Olsen Tillie Lerner was born as a child of Russian emigrants. Her parents had fled in 1905 as political refugees to the United States in front of the Tsarist regime. She grew up in modest circumstances.
She broke off from high school and worked in various simple occupations. However, she was talented and read a lot. At 19, she began to write her first novel Yonnondio. The title is borrowed from a poem by Walt Whitman, meaning " action for the lost ." The novel has many similarities with John Steinbeck's work, The Grapes of Wrath, which also deals with the situation of impoverished workers. He was also influenced by the 1861 published in the Atlantic Monthly novella Life in the Iron Mills by Rebecca Harding Davis. The novel was never finished due to time constraints, but published in 1974 as a fragment.

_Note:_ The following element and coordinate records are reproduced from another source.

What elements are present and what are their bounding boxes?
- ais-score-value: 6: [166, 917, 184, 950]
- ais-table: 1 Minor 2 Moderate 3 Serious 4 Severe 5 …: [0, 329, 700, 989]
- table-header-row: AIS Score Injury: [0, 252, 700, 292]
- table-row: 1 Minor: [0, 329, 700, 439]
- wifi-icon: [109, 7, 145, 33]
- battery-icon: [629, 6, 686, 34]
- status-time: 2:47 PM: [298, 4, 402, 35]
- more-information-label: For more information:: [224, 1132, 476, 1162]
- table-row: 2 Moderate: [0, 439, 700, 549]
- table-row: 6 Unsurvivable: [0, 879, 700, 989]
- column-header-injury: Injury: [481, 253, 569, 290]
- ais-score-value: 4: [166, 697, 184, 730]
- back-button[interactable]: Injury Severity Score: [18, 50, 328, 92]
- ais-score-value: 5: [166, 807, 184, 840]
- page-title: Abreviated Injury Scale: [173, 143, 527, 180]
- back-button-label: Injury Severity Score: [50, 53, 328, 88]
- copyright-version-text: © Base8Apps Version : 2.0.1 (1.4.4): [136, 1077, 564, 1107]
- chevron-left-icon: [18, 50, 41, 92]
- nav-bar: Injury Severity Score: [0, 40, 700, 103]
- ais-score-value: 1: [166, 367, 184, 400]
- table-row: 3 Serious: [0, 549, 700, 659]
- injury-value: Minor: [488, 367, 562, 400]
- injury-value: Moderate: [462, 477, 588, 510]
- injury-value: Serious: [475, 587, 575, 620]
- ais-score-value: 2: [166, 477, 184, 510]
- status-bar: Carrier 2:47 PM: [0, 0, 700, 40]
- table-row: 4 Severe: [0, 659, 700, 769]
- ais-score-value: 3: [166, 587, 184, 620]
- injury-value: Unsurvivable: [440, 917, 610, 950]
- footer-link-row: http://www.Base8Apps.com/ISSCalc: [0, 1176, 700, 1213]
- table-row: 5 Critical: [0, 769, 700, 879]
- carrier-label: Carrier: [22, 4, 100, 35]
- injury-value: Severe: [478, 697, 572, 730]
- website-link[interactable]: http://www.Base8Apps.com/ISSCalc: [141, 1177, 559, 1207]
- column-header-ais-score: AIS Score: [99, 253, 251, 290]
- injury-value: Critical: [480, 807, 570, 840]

Olsen's topic is the hard lives of ordinary workers and their struggle for justice. At the age of 17, she began to come to terms with left-wing politics. She was an active member of the Young Communists ' League. In 1934 she was organizing for their efforts, workers, imprisoned - an experience which they in the same year in the essays described Thousand Dollar Vagrant and The Strike. In the times of the "Popular Front" such stories were popular and workers / unionists were sponsored by various organizations to be literary works.
Olsen is best known for the story of The Iron Throat, which they published in the Partisan Review in 1934. She was then approached by publishers. She said to Random House. You should write a chapter per month and got a scholarship for it.
She gave her little daughter to live with relatives and moved to Los Angeles to write. However, she missed her daughter and ended the contract 1937. 1936 she married Jack Olsen, with whom she had three more daughters. For this they turned the next 20 years on, worked in low-wage jobs and became politically active for the rights of workers / inside. Together with her husband she spent a lot of time in local politics and in trade union activities.
Not until 1953 that she started at the suggestion of her oldest daughter to write again. She took part in a writing class, where the teacher soon found out that he can teach her anything and she sent to another course. She won the Stegner Fellowship at Stanford University for the years 1955 and 1956. During this time she again wrote short stories that were published in 1961 under the title Tell Me a Riddle. It was her most famous work.
The short story collection won her several grants, awards and academic honorary degrees. In 1978, a collection of essays on the topic of why people, especially women, are held by literary work.
Even though their literary work had only a very small extent, Olsen looked very strong on other authors. She was one of the first U.S. women writers who made the lives of ordinary workers to the topic, but also looked at how women's voices are suppressed by social circumstances.
Last Olsen lived in Berkeley (California), worked as a lecturer and writer, and was more politically active.
On 1 January 2007 Olsen died, 94 years old, in the Kaiser Hospital in Oakland, California.